Second, I think that change management is one of the most lightly treated skill/process areas by most companies as well as many professional organizations. It's not only about knowing what resources are needed, the buy-in required, the metrics to monitor, and how to respond to unexpected events, but also how or when to say no or yes to a change in the first place. Given how many Process/Business Re-Engineering failures we have seen over the years and the dollars involved (not to mention companies that disappeared as a result), it's a little surprising.
If someone has training material on successful change management, I would be interested.
We do include a module in our Fundamentals of Supply Chain Managment workshop that speaks to change and relationship management, but the topic is too big, too important, too mission-critical to merely do a fly-by on.

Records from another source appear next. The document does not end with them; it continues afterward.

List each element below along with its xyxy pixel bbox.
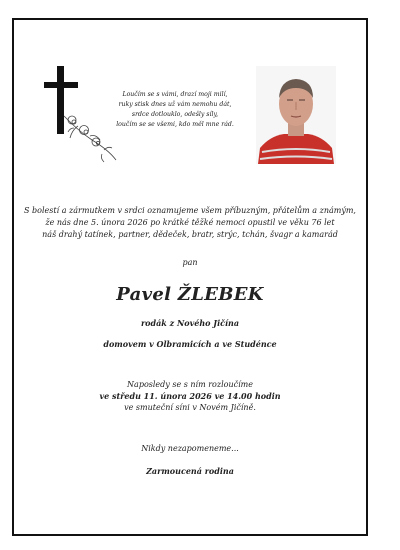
- poem-line: Loučím se s vámi, drazí moji milí,: [122, 91, 228, 98]
- signature-family: Zarmoucená rodina: [146, 466, 234, 476]
- poem-line: srdce dotlouklo, odešly síly,: [131, 111, 219, 118]
- announcement-line: S bolestí a zármutkem v srdci oznamujeme všem příbuzným, přátelům a známým,: [24, 206, 356, 215]
- closing-remembrance: Nikdy nezapomeneme...: [141, 444, 239, 453]
- farewell-line: Naposledy se s ním rozloučíme: [127, 380, 253, 389]
- announcement-text: [20, 205, 360, 241]
- poem-line: ruky stisk dnes už vám nemohu dát,: [118, 101, 232, 108]
- poem-line: loučím se se všemi, kdo měl mne rád.: [116, 121, 234, 128]
- origin-text: rodák z Nového Jičína: [140, 318, 240, 328]
- portrait-photo: [256, 66, 336, 164]
- residence-text: domovem v Olbramicích a ve Studénce: [103, 339, 277, 349]
- portrait-image: [256, 66, 336, 164]
- title-pan: pan: [182, 258, 198, 267]
- announcement-line: že nás dne 5. února 2026 po krátké těžké nemoci opustil ve věku 76 let: [45, 218, 335, 227]
- farewell-info: [20, 379, 360, 414]
- farewell-place: ve smuteční síni v Novém Jičíně.: [124, 403, 256, 412]
- poem: [100, 90, 250, 130]
- deceased-name: Pavel ŽLEBEK: [116, 284, 264, 305]
- announcement-line: náš drahý tatínek, partner, dědeček, bratr, strýc, tchán, švagr a kamarád: [42, 230, 338, 239]
- farewell-date: ve středu 11. února 2026 ve 14.00 hodin: [99, 390, 281, 401]
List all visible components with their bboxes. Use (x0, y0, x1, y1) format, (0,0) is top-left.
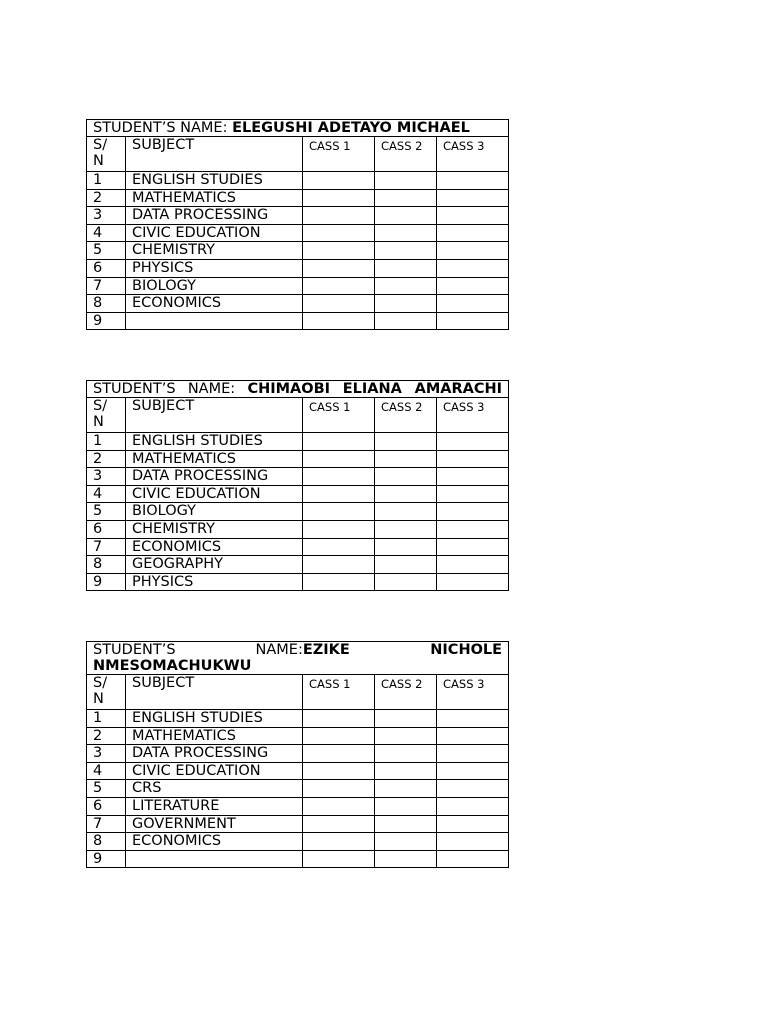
subject-header: SUBJECT (126, 675, 303, 710)
cass-3-score-cell[interactable] (437, 224, 509, 242)
subject-cell: PHYSICS (126, 573, 303, 591)
sn-cell: 6 (87, 520, 126, 538)
cass-3-score-cell[interactable] (437, 207, 509, 225)
student-name-row (87, 120, 509, 137)
cass-3-header: CASS 3 (437, 398, 509, 433)
cass-2-score-cell[interactable] (375, 277, 437, 295)
subject-cell: LITERATURE (126, 797, 303, 815)
sn-cell: 9 (87, 850, 126, 868)
cass-1-score-cell[interactable] (303, 468, 375, 486)
table-row (87, 503, 509, 521)
student-name-value: EZIKE NICHOLE NMESOMACHUKWU (93, 642, 503, 674)
column-header-row (87, 137, 509, 172)
cass-1-score-cell[interactable] (303, 727, 375, 745)
student-record-table (86, 641, 509, 868)
table-row (87, 172, 509, 190)
table-row (87, 573, 509, 591)
cass-1-score-cell[interactable] (303, 850, 375, 868)
subject-cell: BIOLOGY (126, 277, 303, 295)
cass-1-score-cell[interactable] (303, 295, 375, 313)
table-row (87, 727, 509, 745)
subject-header: SUBJECT (126, 137, 303, 172)
subject-cell: ECONOMICS (126, 295, 303, 313)
subject-cell: ENGLISH STUDIES (126, 172, 303, 190)
sn-cell: 7 (87, 277, 126, 295)
cass-3-score-cell[interactable] (437, 797, 509, 815)
table-row (87, 433, 509, 451)
cass-1-score-cell[interactable] (303, 277, 375, 295)
student-name-row (87, 642, 509, 675)
subject-cell: DATA PROCESSING (126, 468, 303, 486)
cass-3-score-cell[interactable] (437, 242, 509, 260)
subject-cell: CIVIC EDUCATION (126, 485, 303, 503)
cass-1-score-cell[interactable] (303, 433, 375, 451)
table-row (87, 242, 509, 260)
cass-3-score-cell[interactable] (437, 727, 509, 745)
cass-3-header: CASS 3 (437, 675, 509, 710)
table-row (87, 520, 509, 538)
subject-cell: CHEMISTRY (126, 520, 303, 538)
sn-cell: 5 (87, 780, 126, 798)
cass-2-score-cell[interactable] (375, 295, 437, 313)
sn-cell: 1 (87, 172, 126, 190)
student-name-label: STUDENT’S NAME: (93, 642, 303, 658)
subject-cell: MATHEMATICS (126, 450, 303, 468)
cass-3-score-cell[interactable] (437, 745, 509, 763)
subject-cell: ECONOMICS (126, 833, 303, 851)
table-row (87, 850, 509, 868)
cass-1-score-cell[interactable] (303, 573, 375, 591)
cass-3-score-cell[interactable] (437, 468, 509, 486)
sn-cell: 7 (87, 538, 126, 556)
cass-1-header: CASS 1 (303, 675, 375, 710)
subject-cell: DATA PROCESSING (126, 745, 303, 763)
table-row (87, 815, 509, 833)
cass-1-score-cell[interactable] (303, 762, 375, 780)
cass-2-score-cell[interactable] (375, 797, 437, 815)
cass-2-score-cell[interactable] (375, 172, 437, 190)
cass-2-score-cell[interactable] (375, 762, 437, 780)
subject-cell: MATHEMATICS (126, 189, 303, 207)
table-row (87, 710, 509, 728)
cass-3-score-cell[interactable] (437, 762, 509, 780)
cass-3-score-cell[interactable] (437, 485, 509, 503)
subject-cell: GEOGRAPHY (126, 556, 303, 574)
student-record-table (86, 119, 509, 330)
sn-cell: 9 (87, 312, 126, 330)
cass-3-score-cell[interactable] (437, 189, 509, 207)
cass-2-score-cell[interactable] (375, 745, 437, 763)
sn-cell: 3 (87, 468, 126, 486)
cass-2-header: CASS 2 (375, 137, 437, 172)
cass-2-score-cell[interactable] (375, 207, 437, 225)
cass-1-score-cell[interactable] (303, 189, 375, 207)
cass-3-score-cell[interactable] (437, 710, 509, 728)
cass-3-score-cell[interactable] (437, 277, 509, 295)
cass-1-score-cell[interactable] (303, 485, 375, 503)
sn-cell: 4 (87, 224, 126, 242)
table-row (87, 797, 509, 815)
cass-1-score-cell[interactable] (303, 710, 375, 728)
cass-2-score-cell[interactable] (375, 259, 437, 277)
student-name-cell (87, 642, 509, 675)
subject-cell (126, 312, 303, 330)
cass-1-score-cell[interactable] (303, 259, 375, 277)
table-row (87, 556, 509, 574)
column-header-row (87, 398, 509, 433)
student-name-cell (87, 381, 509, 398)
subject-cell: CRS (126, 780, 303, 798)
sn-cell: 8 (87, 833, 126, 851)
cass-2-score-cell[interactable] (375, 433, 437, 451)
table-row (87, 312, 509, 330)
cass-1-score-cell[interactable] (303, 503, 375, 521)
subject-header: SUBJECT (126, 398, 303, 433)
cass-3-score-cell[interactable] (437, 503, 509, 521)
cass-2-score-cell[interactable] (375, 312, 437, 330)
cass-1-score-cell[interactable] (303, 207, 375, 225)
cass-2-score-cell[interactable] (375, 538, 437, 556)
table-row (87, 468, 509, 486)
subject-cell: CIVIC EDUCATION (126, 762, 303, 780)
student-name-label: STUDENT’S NAME: (93, 120, 233, 136)
table-row (87, 189, 509, 207)
sn-cell: 1 (87, 710, 126, 728)
cass-1-score-cell[interactable] (303, 224, 375, 242)
table-row (87, 485, 509, 503)
cass-2-score-cell[interactable] (375, 224, 437, 242)
student-record-table (86, 380, 509, 591)
subject-cell: BIOLOGY (126, 503, 303, 521)
cass-2-score-cell[interactable] (375, 468, 437, 486)
sn-header: S/ N (87, 675, 126, 710)
sn-cell: 2 (87, 727, 126, 745)
cass-1-score-cell[interactable] (303, 797, 375, 815)
sn-cell: 3 (87, 745, 126, 763)
cass-1-score-cell[interactable] (303, 745, 375, 763)
sn-cell: 4 (87, 485, 126, 503)
subject-cell: CHEMISTRY (126, 242, 303, 260)
table-row (87, 762, 509, 780)
cass-2-score-cell[interactable] (375, 556, 437, 574)
sn-cell: 5 (87, 242, 126, 260)
student-name-label: STUDENT’S NAME: (93, 381, 248, 397)
subject-cell: ENGLISH STUDIES (126, 433, 303, 451)
table-row (87, 207, 509, 225)
cass-3-score-cell[interactable] (437, 573, 509, 591)
table-row (87, 745, 509, 763)
table-row (87, 224, 509, 242)
sn-cell: 3 (87, 207, 126, 225)
cass-2-header: CASS 2 (375, 398, 437, 433)
cass-2-score-cell[interactable] (375, 780, 437, 798)
cass-3-score-cell[interactable] (437, 850, 509, 868)
cass-2-score-cell[interactable] (375, 520, 437, 538)
sn-header: S/ N (87, 137, 126, 172)
cass-1-header: CASS 1 (303, 398, 375, 433)
student-name-row (87, 381, 509, 398)
student-name-line (93, 120, 502, 136)
cass-1-score-cell[interactable] (303, 538, 375, 556)
cass-3-score-cell[interactable] (437, 815, 509, 833)
sn-cell: 2 (87, 450, 126, 468)
table-row (87, 780, 509, 798)
cass-1-score-cell[interactable] (303, 312, 375, 330)
table-row (87, 277, 509, 295)
cass-3-header: CASS 3 (437, 137, 509, 172)
sn-header: S/ N (87, 398, 126, 433)
student-name-line (93, 381, 502, 397)
cass-1-score-cell[interactable] (303, 556, 375, 574)
student-name-value: ELEGUSHI ADETAYO MICHAEL (232, 120, 470, 136)
cass-1-score-cell[interactable] (303, 780, 375, 798)
cass-2-header: CASS 2 (375, 675, 437, 710)
subject-cell: ENGLISH STUDIES (126, 710, 303, 728)
subject-cell: MATHEMATICS (126, 727, 303, 745)
subject-cell: DATA PROCESSING (126, 207, 303, 225)
cass-1-score-cell[interactable] (303, 450, 375, 468)
subject-cell: CIVIC EDUCATION (126, 224, 303, 242)
cass-2-score-cell[interactable] (375, 833, 437, 851)
sn-cell: 8 (87, 295, 126, 313)
cass-1-header: CASS 1 (303, 137, 375, 172)
cass-3-score-cell[interactable] (437, 556, 509, 574)
table-row (87, 833, 509, 851)
cass-3-score-cell[interactable] (437, 259, 509, 277)
cass-3-score-cell[interactable] (437, 433, 509, 451)
table-row (87, 538, 509, 556)
cass-3-score-cell[interactable] (437, 450, 509, 468)
sn-cell: 8 (87, 556, 126, 574)
table-row (87, 450, 509, 468)
sn-cell: 5 (87, 503, 126, 521)
student-name-value: CHIMAOBI ELIANA AMARACHI (247, 381, 503, 397)
cass-3-score-cell[interactable] (437, 312, 509, 330)
cass-1-score-cell[interactable] (303, 815, 375, 833)
cass-2-score-cell[interactable] (375, 573, 437, 591)
table-row (87, 295, 509, 313)
cass-1-score-cell[interactable] (303, 242, 375, 260)
cass-3-score-cell[interactable] (437, 520, 509, 538)
cass-2-score-cell[interactable] (375, 727, 437, 745)
cass-2-score-cell[interactable] (375, 189, 437, 207)
sn-cell: 1 (87, 433, 126, 451)
cass-2-score-cell[interactable] (375, 850, 437, 868)
cass-3-score-cell[interactable] (437, 833, 509, 851)
subject-cell: ECONOMICS (126, 538, 303, 556)
student-name-line (93, 642, 502, 674)
sn-cell: 6 (87, 259, 126, 277)
cass-1-score-cell[interactable] (303, 172, 375, 190)
cass-2-score-cell[interactable] (375, 815, 437, 833)
sn-cell: 9 (87, 573, 126, 591)
subject-cell: PHYSICS (126, 259, 303, 277)
cass-3-score-cell[interactable] (437, 780, 509, 798)
column-header-row (87, 675, 509, 710)
student-name-cell (87, 120, 509, 137)
cass-2-score-cell[interactable] (375, 242, 437, 260)
subject-cell: GOVERNMENT (126, 815, 303, 833)
cass-3-score-cell[interactable] (437, 295, 509, 313)
sn-cell: 4 (87, 762, 126, 780)
sn-cell: 7 (87, 815, 126, 833)
cass-2-score-cell[interactable] (375, 503, 437, 521)
cass-3-score-cell[interactable] (437, 172, 509, 190)
cass-1-score-cell[interactable] (303, 520, 375, 538)
cass-1-score-cell[interactable] (303, 833, 375, 851)
table-row (87, 259, 509, 277)
subject-cell (126, 850, 303, 868)
sn-cell: 2 (87, 189, 126, 207)
sn-cell: 6 (87, 797, 126, 815)
cass-2-score-cell[interactable] (375, 450, 437, 468)
cass-3-score-cell[interactable] (437, 538, 509, 556)
cass-2-score-cell[interactable] (375, 485, 437, 503)
cass-2-score-cell[interactable] (375, 710, 437, 728)
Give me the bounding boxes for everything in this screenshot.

A challenge may be that the skills needed to make change management more than the icing on the flavor of the month aren't commonly found in our practitioner community. Our experience has been that teaming change and relationship managment specialists is an effective way of building sustainable change.
To be honest I am not sure that I have ever heard of an "engineering" course that taught Change Management. Which doesn't mean that they shouldn't, but at no time was I aware of courses in my Chem Eng/Ind Eng/OR degrees that focused on the business processes let alone change management. Perhaps this was just my focus on the quantitative side.
So it is encouraging to hear that this is being incuded in courses these days, though I am presuming that Art's reply captures the depth and completeness of most of these courses very accurately.
To be honest, I really question the value of teaching change management at the undergraduate level. People should have experience before they can even absorb the significance of the task.